Bitcoin Core’s SegWit still not viable a year after being introduced

Many individuals knew more than a year ago that Segregated Witness (SegWit) was a bad idea for Bitcoin Core (BTC), and cryptocurrencies in general. SegWit was one of many reasons crypto enthusiasts pushed for Bitcoin Cash (BCH) to forge ahead as the only digital currency that would adhere to the original design of crypto as offered by Satoshi Nakamoto. Of course, everyone now knows that BCH also strayed from the path, which is why Bitcoin SV exists, but this is a topic for a different day. Now, we’re looking at SegWit and wondering why, over a year after it was going to “rock the crypto world,” it is still floundering, not able to achieve the success its developers anticipated.

SegWit was meant to offer better scaling on the BTC blockchain. Scaling on any crypto network is an important feature to ensure that the network can handle a large amount of transactions simultaneously (which is why BSV proponents are dedicated to improving scaling capabilities). However, in the case of SegWit, things haven’t worked out as planned. According to data pulled from OXT, only 36% of all BTC transactions are conducted over the platform.

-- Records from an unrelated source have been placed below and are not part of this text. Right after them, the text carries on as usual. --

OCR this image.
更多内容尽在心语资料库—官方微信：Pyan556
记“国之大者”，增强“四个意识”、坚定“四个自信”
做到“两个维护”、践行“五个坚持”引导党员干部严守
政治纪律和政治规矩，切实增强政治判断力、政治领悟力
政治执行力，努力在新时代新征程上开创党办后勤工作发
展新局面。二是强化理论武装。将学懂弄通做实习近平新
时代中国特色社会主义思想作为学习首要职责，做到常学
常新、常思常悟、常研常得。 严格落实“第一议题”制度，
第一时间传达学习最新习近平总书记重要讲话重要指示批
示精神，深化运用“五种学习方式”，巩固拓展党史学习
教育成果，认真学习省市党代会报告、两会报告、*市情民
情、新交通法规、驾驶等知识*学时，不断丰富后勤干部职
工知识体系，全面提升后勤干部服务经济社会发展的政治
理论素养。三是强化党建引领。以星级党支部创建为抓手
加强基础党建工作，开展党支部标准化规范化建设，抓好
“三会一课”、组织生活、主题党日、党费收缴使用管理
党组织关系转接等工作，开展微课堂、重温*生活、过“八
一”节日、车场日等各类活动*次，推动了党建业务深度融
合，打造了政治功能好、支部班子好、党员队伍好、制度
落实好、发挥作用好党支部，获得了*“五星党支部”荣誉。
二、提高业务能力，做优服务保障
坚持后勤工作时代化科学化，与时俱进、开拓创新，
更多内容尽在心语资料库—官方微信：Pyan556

One of the reasons why SegWit has not received the support that had been expected is because miners, apparently, simply aren’t – and never were – interested in it. Many never upgraded their systems to allow SegWit to operate, which shows how the majority of those in the BTC ecosystem had been opposed to the change. Despite this, developers still pushed forward, determined that they knew what was best for the network. This is similar to how BCH developers reacted ahead of last November’s hard fork, but I digress once again.

SegWit was going to offer a great reduction in transaction fees, which was one of the other primary reasons it was developed. At the time, BTC transaction fees sometimes topped $20, making a $4 cup of coffee paid in BTC worth $24 – certainly not sustainable. However, transaction fees began following on their own – sans SegWit. Once again, developers were wrong, miners were right.

To be fair, introducing a major change such as SegWit certainly is not an easy task to any operational system. However, if the change is actually shown to be valuable, most would choose to adopt it and make the necessary coding modifications. The fact that the majority of the community didn’t accept the idea should be a message to all developers that perhaps they need to give a little more weight to the opinions of the entire crypto ecosystem, not just those of the coding gurus.